Four days. That’s all it took for Trek to turn around Mads Pedersen’s custom Project One Madone as spoils for becoming the male road racing champion of the world. The Dane was still hanging his socks to dry from the Yorkshire rain and he was already saddling up on his spanking new rainbow machine.

The 23-year-old’s victory in Harrogate shocked the world. He wasn’t supposed to win that day. It was meant to be Mathieu van der Poel, then it was meant to be Matteo Trentin. But Pedersen had the measure of them both.

Rolling the Italian on the final kick past Betty’s tea room, as soon as he crossed the line, work had already begun at Trek’s European HQ in Waterloo, Belgium. Trek-Segafredo's technical director Matt Shriver was already on the phone to creative director Brian Lindstrom.

‘Have you got a pen?’ Shriver demanded. ‘We need World Champion artwork ASAP. Make it white, plenty of rainbows. Add a phrase on there, something inspirational. Get it done’

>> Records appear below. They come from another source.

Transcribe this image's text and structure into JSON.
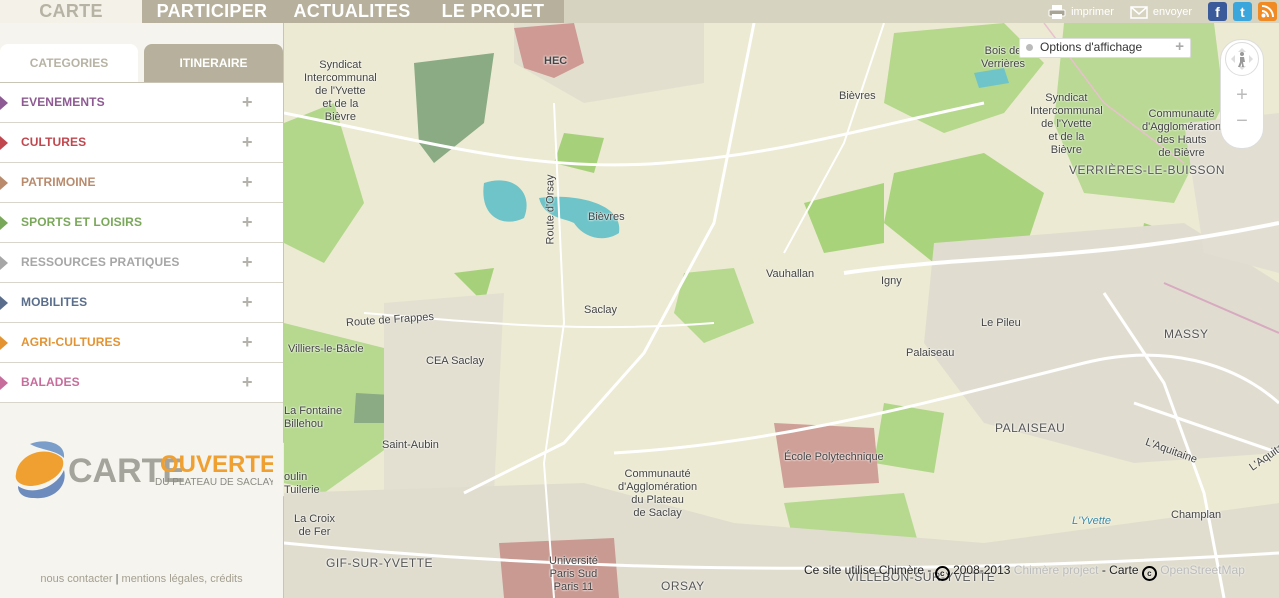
{
  "nav": {
    "tabs": [
      {
        "label": "CARTE"
      },
      {
        "label": "PARTICIPER"
      },
      {
        "label": "ACTUALITES"
      },
      {
        "label": "LE PROJET"
      }
    ],
    "tools": {
      "print": "imprimer",
      "send": "envoyer"
    },
    "social": [
      "facebook-icon",
      "twitter-icon",
      "rss-icon"
    ]
  },
  "sidebar": {
    "tabs": [
      {
        "label": "CATEGORIES"
      },
      {
        "label": "ITINERAIRE"
      }
    ],
    "categories": [
      {
        "label": "EVENEMENTS",
        "color": "#8e5a93"
      },
      {
        "label": "CULTURES",
        "color": "#c1474e"
      },
      {
        "label": "PATRIMOINE",
        "color": "#b98a6c"
      },
      {
        "label": "SPORTS ET LOISIRS",
        "color": "#7aa85a"
      },
      {
        "label": "RESSOURCES PRATIQUES",
        "color": "#a6a6a6"
      },
      {
        "label": "MOBILITES",
        "color": "#5a6e8c"
      },
      {
        "label": "AGRI-CULTURES",
        "color": "#e39332"
      },
      {
        "label": "BALADES",
        "color": "#c76d9b"
      }
    ],
    "logo": {
      "word1": "CARTE",
      "word2": "OUVERTE",
      "sub": "DU PLATEAU DE SACLAY"
    },
    "footer": {
      "contact": "nous contacter",
      "legal": "mentions légales, crédits"
    }
  },
  "map": {
    "options_label": "Options d'affichage",
    "zoom": {
      "in": "+",
      "out": "−"
    },
    "places": {
      "hec": "HEC",
      "syndicat_left": "Syndicat\nIntercommunal\nde l'Yvette\net de la\nBièvre",
      "bois_verrieres": "Bois de\nVerrières",
      "syndicat_right": "Syndicat\nIntercommunal\nde l'Yvette\net de la\nBièvre",
      "communaute_hauts": "Communauté\nd'Agglomération\ndes Hauts\nde Bièvre",
      "verrieres": "VERRIÈRES-LE-BUISSON",
      "bievres_top": "Bièvres",
      "route_orsay": "Route d'Orsay",
      "bievres": "Bièvres",
      "vauhallan": "Vauhallan",
      "igny": "Igny",
      "saclay": "Saclay",
      "route_frappes": "Route de Frappes",
      "villiers": "Villiers-le-Bâcle",
      "cea": "CEA Saclay",
      "lepileu": "Le Pileu",
      "massy": "MASSY",
      "palaiseau_small": "Palaiseau",
      "lafontaine": "La Fontaine\nBillehou",
      "saint_aubin": "Saint-Aubin",
      "palaiseau": "PALAISEAU",
      "aquitaine1": "L'Aquitaine",
      "aquitaine2": "L'Aquitaine",
      "polytechnique": "École Polytechnique",
      "communaute_plateau": "Communauté\nd'Agglomération\ndu Plateau\nde Saclay",
      "moulin": "oulin\nTuilerie",
      "lacroix": "La Croix\nde Fer",
      "champlan": "Champlan",
      "yvette": "L'Yvette",
      "gif": "GIF-SUR-YVETTE",
      "universite": "Université\nParis Sud\nParis 11",
      "orsay": "ORSAY",
      "villebon": "VILLEBON-SUR-YVETTE"
    },
    "attribution": {
      "pre": "Ce site utilise Chimère - ",
      "years": "2008-2013",
      "project": "Chimère project",
      "mid": " - Carte ",
      "osm": "OpenStreetMap"
    }
  }
}
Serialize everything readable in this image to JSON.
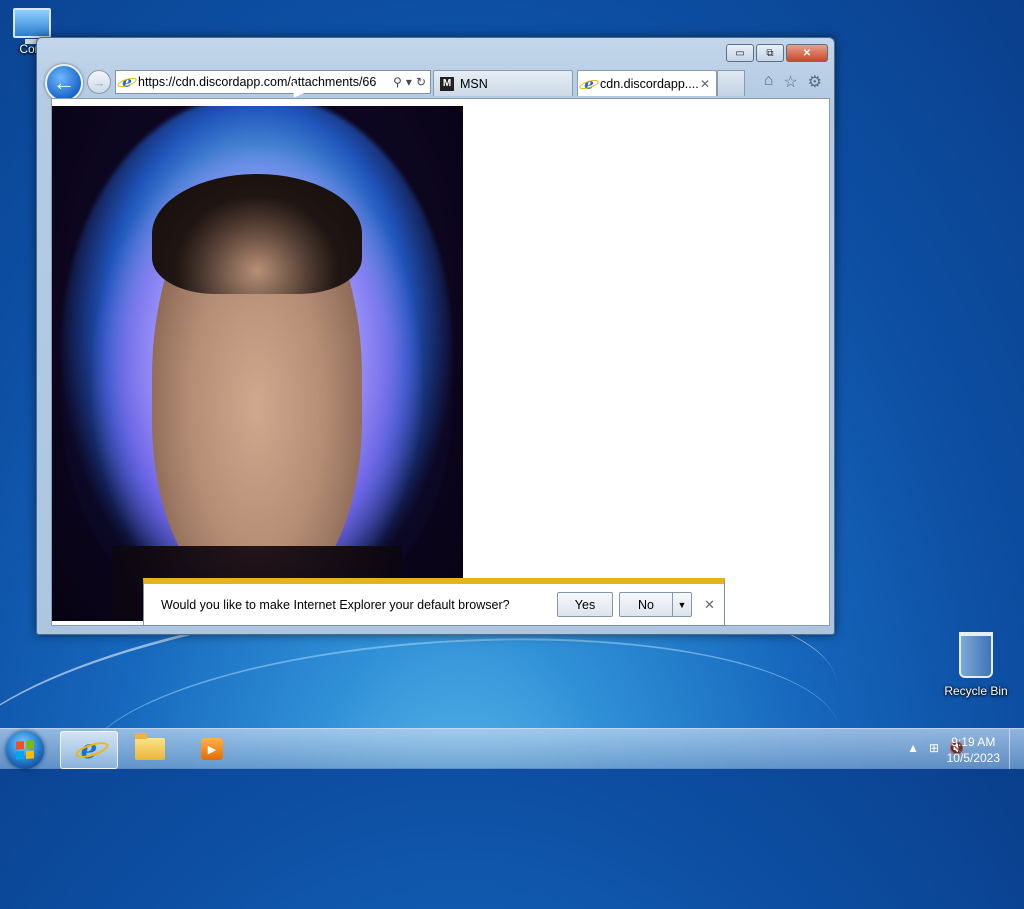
{
  "desktop": {
    "computer_label": "Com",
    "recycle_label": "Recycle Bin"
  },
  "browser": {
    "caption": {
      "minimize": "▭",
      "restore": "⧉",
      "close": "✕"
    },
    "address_url": "https://cdn.discordapp.com/attachments/66",
    "tabs": [
      {
        "label": "MSN"
      },
      {
        "label": "cdn.discordapp...."
      }
    ],
    "tab_close": "✕",
    "icons": {
      "home": "⌂",
      "favorites": "☆",
      "tools": "⚙",
      "search": "⚲",
      "dropdown": "▾",
      "refresh": "↻",
      "back": "←",
      "forward": "→"
    }
  },
  "notification": {
    "message": "Would you like to make Internet Explorer your default browser?",
    "yes": "Yes",
    "no": "No",
    "dropdown": "▼",
    "close": "✕"
  },
  "taskbar": {
    "time": "9:19 AM",
    "date": "10/5/2023",
    "tray_up": "▲",
    "network": "⊞",
    "volume": "🔇"
  },
  "colors": {
    "notify_bar": "#e6b416",
    "accent": "#1a66c9"
  }
}
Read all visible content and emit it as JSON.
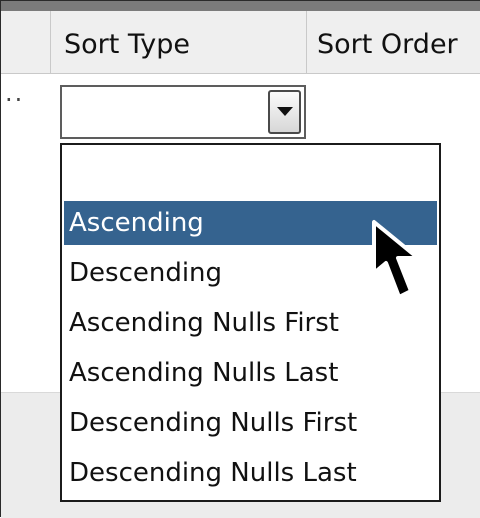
{
  "header": {
    "columns": [
      {
        "label": "Sort Type"
      },
      {
        "label": "Sort Order"
      }
    ]
  },
  "row": {
    "marker": "..",
    "sort_type_value": ""
  },
  "dropdown": {
    "options": [
      {
        "label": ""
      },
      {
        "label": "Ascending",
        "selected": true
      },
      {
        "label": "Descending"
      },
      {
        "label": "Ascending Nulls First"
      },
      {
        "label": "Ascending Nulls Last"
      },
      {
        "label": "Descending Nulls First"
      },
      {
        "label": "Descending Nulls Last"
      }
    ]
  },
  "colors": {
    "selection": "#35638f",
    "header_bg": "#efefef",
    "gray_area": "#ececec"
  },
  "icons": {
    "cursor": "arrow-cursor-icon",
    "dropdown": "chevron-down-icon"
  }
}
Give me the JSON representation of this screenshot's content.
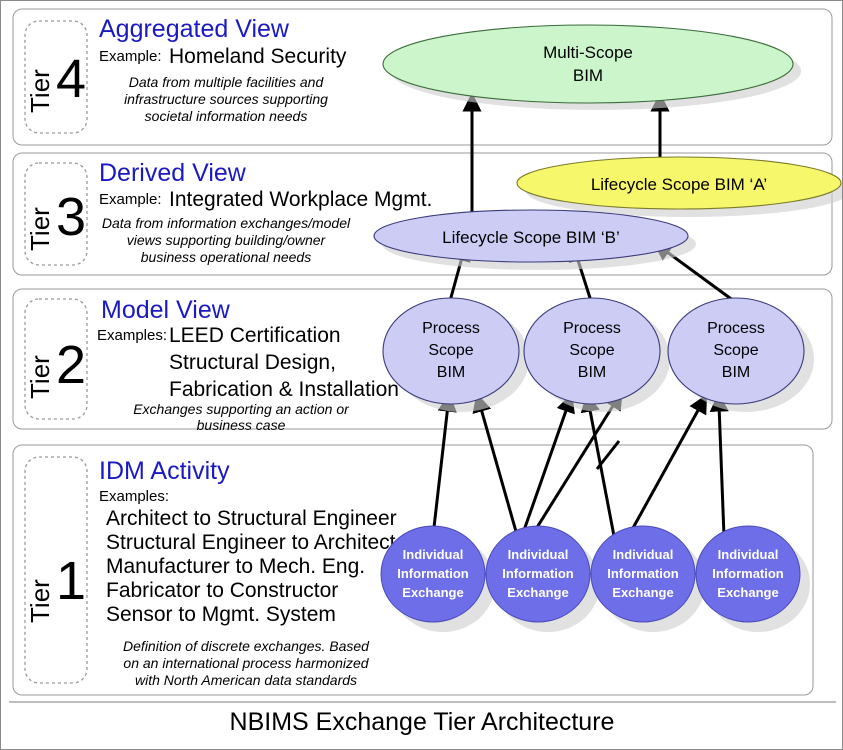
{
  "figure": {
    "caption": "NBIMS Exchange Tier Architecture",
    "background": "#ffffff",
    "border_color": "#8a8a8a"
  },
  "colors": {
    "heading_blue": "#1a1ac0",
    "multi_scope_green": "#ccf5cc",
    "lifecycle_a_yellow": "#f7f76b",
    "lifecycle_b_lavender": "#ccccf5",
    "process_scope_lavender": "#ccccf5",
    "individual_exchange_blue": "#6e6ee8",
    "shadow_gray": "#cfcfcf",
    "panel_border": "#9a9a9a",
    "arrow_black": "#000000"
  },
  "tiers": [
    {
      "tier_word": "Tier",
      "tier_number": "4",
      "heading": "Aggregated View",
      "example_label": "Example:",
      "example_value": "Homeland Security",
      "description": [
        "Data from multiple facilities and",
        "infrastructure sources supporting",
        "societal information needs"
      ]
    },
    {
      "tier_word": "Tier",
      "tier_number": "3",
      "heading": "Derived View",
      "example_label": "Example:",
      "example_value": "Integrated Workplace Mgmt.",
      "description": [
        "Data from information exchanges/model",
        "views supporting building/owner",
        "business operational needs"
      ]
    },
    {
      "tier_word": "Tier",
      "tier_number": "2",
      "heading": "Model View",
      "example_label": "Examples:",
      "example_values": [
        "LEED Certification",
        "Structural Design,",
        "Fabrication & Installation"
      ],
      "description": [
        "Exchanges supporting an action or",
        "business case"
      ]
    },
    {
      "tier_word": "Tier",
      "tier_number": "1",
      "heading": "IDM Activity",
      "example_label": "Examples:",
      "example_values": [
        "Architect to Structural Engineer",
        "Structural Engineer to Architect",
        "Manufacturer to Mech. Eng.",
        "Fabricator to Constructor",
        "Sensor to Mgmt. System"
      ],
      "description": [
        "Definition of discrete exchanges.  Based",
        "on an international process harmonized",
        "with North American data standards"
      ]
    }
  ],
  "nodes": {
    "multi_scope": {
      "line1": "Multi-Scope",
      "line2": "BIM"
    },
    "lifecycle_a": {
      "label": "Lifecycle Scope BIM ‘A’"
    },
    "lifecycle_b": {
      "label": "Lifecycle Scope BIM ‘B’"
    },
    "process_scope": [
      {
        "line1": "Process",
        "line2": "Scope",
        "line3": "BIM"
      },
      {
        "line1": "Process",
        "line2": "Scope",
        "line3": "BIM"
      },
      {
        "line1": "Process",
        "line2": "Scope",
        "line3": "BIM"
      }
    ],
    "individual_exchange": [
      {
        "line1": "Individual",
        "line2": "Information",
        "line3": "Exchange"
      },
      {
        "line1": "Individual",
        "line2": "Information",
        "line3": "Exchange"
      },
      {
        "line1": "Individual",
        "line2": "Information",
        "line3": "Exchange"
      },
      {
        "line1": "Individual",
        "line2": "Information",
        "line3": "Exchange"
      }
    ]
  }
}
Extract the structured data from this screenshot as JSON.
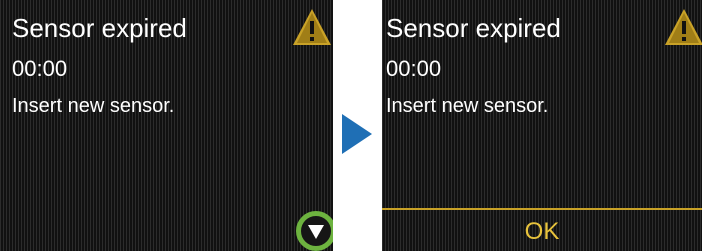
{
  "screen_before": {
    "title": "Sensor expired",
    "time": "00:00",
    "message": "Insert new sensor.",
    "warning_icon": "warning-triangle-icon",
    "scroll_icon": "scroll-down-icon"
  },
  "transition_icon": "next-step-arrow-icon",
  "screen_after": {
    "title": "Sensor expired",
    "time": "00:00",
    "message": "Insert new sensor.",
    "warning_icon": "warning-triangle-icon",
    "ok_label": "OK"
  },
  "colors": {
    "screen_bg": "#161616",
    "text": "#ffffff",
    "warning": "#c9a227",
    "highlight_ring": "#6db33f",
    "arrow": "#1f6fb5",
    "ok": "#e8c33c"
  }
}
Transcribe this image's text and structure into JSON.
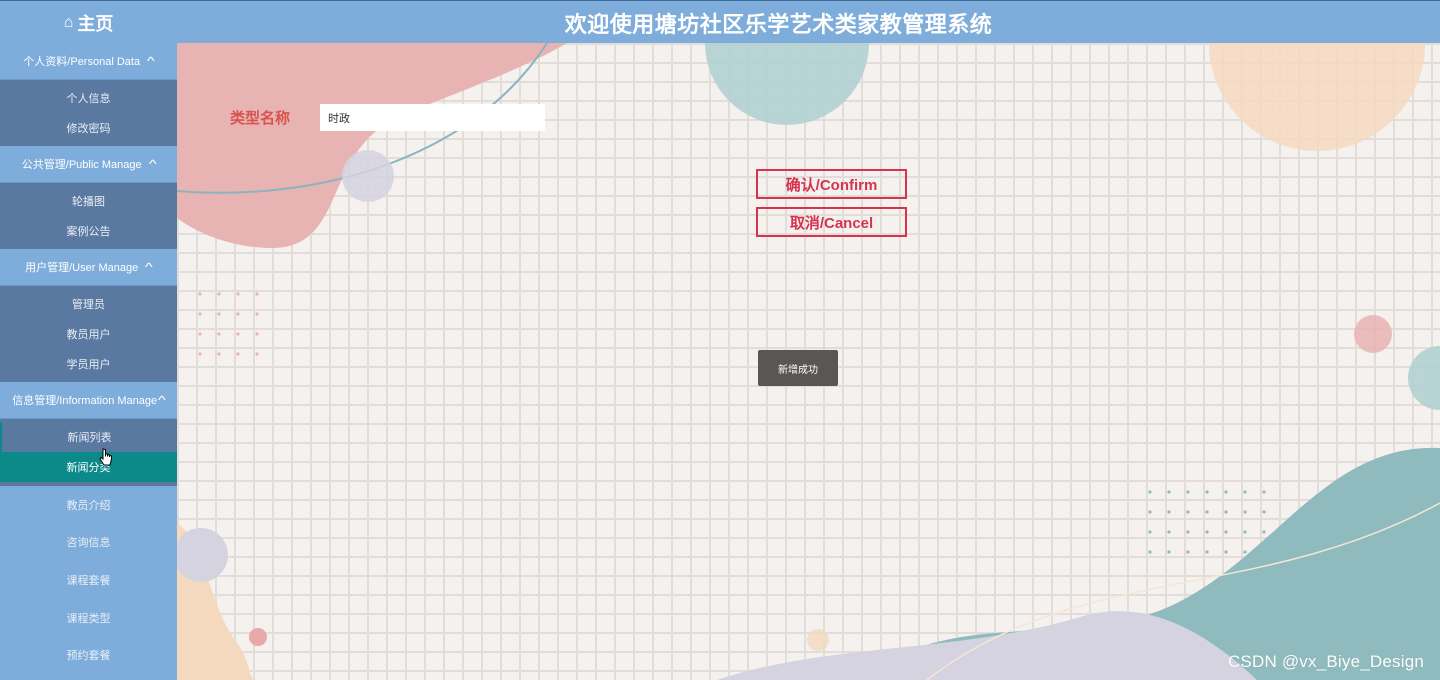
{
  "header": {
    "home_icon": "home-icon",
    "home_label": "主页",
    "title": "欢迎使用塘坊社区乐学艺术类家教管理系统"
  },
  "sidebar": {
    "groups": [
      {
        "label": "个人资料/Personal Data",
        "items": [
          "个人信息",
          "修改密码"
        ]
      },
      {
        "label": "公共管理/Public Manage",
        "items": [
          "轮播图",
          "案例公告"
        ]
      },
      {
        "label": "用户管理/User Manage",
        "items": [
          "管理员",
          "教员用户",
          "学员用户"
        ]
      },
      {
        "label": "信息管理/Information Manage",
        "items": [
          "新闻列表",
          "新闻分类"
        ]
      }
    ],
    "active_item": "新闻分类",
    "hovered_item": "新闻列表",
    "plain_items": [
      "教员介绍",
      "咨询信息",
      "课程套餐",
      "课程类型",
      "预约套餐"
    ]
  },
  "form": {
    "type_name_label": "类型名称",
    "type_name_value": "时政",
    "confirm_label": "确认/Confirm",
    "cancel_label": "取消/Cancel"
  },
  "toast": {
    "message": "新增成功"
  },
  "watermark": "CSDN @vx_Biye_Design",
  "colors": {
    "header_bg": "#7eaddb",
    "submenu_bg": "#5a79a0",
    "active_item_bg": "#0c8a8a",
    "accent_red": "#d6334f",
    "label_red": "#d9534f"
  }
}
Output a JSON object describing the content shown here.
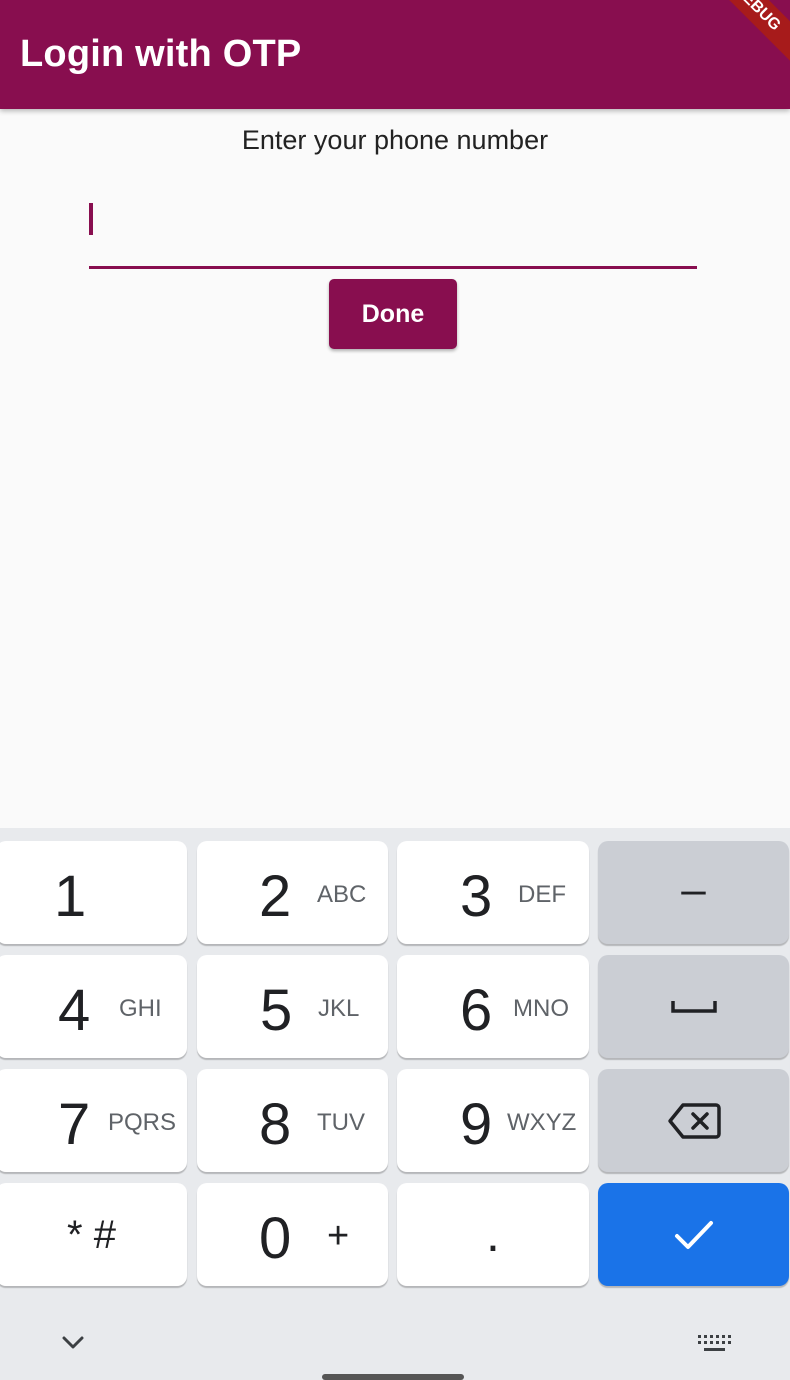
{
  "appbar": {
    "title": "Login with OTP",
    "debug_label": "DEBUG"
  },
  "main": {
    "prompt": "Enter your phone number",
    "phone_value": "",
    "done_label": "Done"
  },
  "keyboard": {
    "keys": [
      {
        "digit": "1",
        "letters": ""
      },
      {
        "digit": "2",
        "letters": "ABC"
      },
      {
        "digit": "3",
        "letters": "DEF"
      },
      {
        "digit": "4",
        "letters": "GHI"
      },
      {
        "digit": "5",
        "letters": "JKL"
      },
      {
        "digit": "6",
        "letters": "MNO"
      },
      {
        "digit": "7",
        "letters": "PQRS"
      },
      {
        "digit": "8",
        "letters": "TUV"
      },
      {
        "digit": "9",
        "letters": "WXYZ"
      },
      {
        "digit": "*",
        "letters": "#"
      },
      {
        "digit": "0",
        "letters": "+"
      },
      {
        "digit": ".",
        "letters": ""
      }
    ],
    "minus_label": "–",
    "icons": [
      "space-icon",
      "backspace-icon",
      "check-icon",
      "chevron-down-icon",
      "keyboard-icon"
    ]
  },
  "colors": {
    "primary": "#880e4f",
    "keyboard_bg": "#e8eaed",
    "key_gray": "#cbced4",
    "key_blue": "#1a73e8"
  }
}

Lindstrom went to work on Monday morning. By Tuesday afternoon, the bike was ready. In under 48 hours, the frame had been painted, shipped to the team’s service course, built and checked.

By the Thursday, Pedersen was posing with the bike outside the team bus at the Tour de l’Eurometrepole, grinning from ear to ear. No surprise, though, he is only 23 years old and he is already officially the world’s best cyclist. He has the rainbow jersey to prove it.

'It’s so beautiful with so many details that make it so personal. I took it for a ride, the first one in my new kit, and everybody kept hitting the horn and taking pictures,’ Pedersen said of his first ride on the new bike.

Pedersen’s had a long winter of riding on this bike now. Perching it up against the cafe wall for amateurs to gawp at as he orders a latte. Letting people take a picture of it, of him with it.

Explaining to people who know nothing about cycling why he has such a cool bike.

Now he is in Australia with it, ready to start his season as World Champion. That’s where we got to see the bike, up close and personal. The sun reflecting off his giant 54-41, 10-32 gear ratio, catching the eye with its pristinely clean frame.

Thing of beauty this build. It all seems brutish - the bulky aero frame and seatpost, large chainrings and negative stem - yet quite dainty. Four days, that's all it took to build.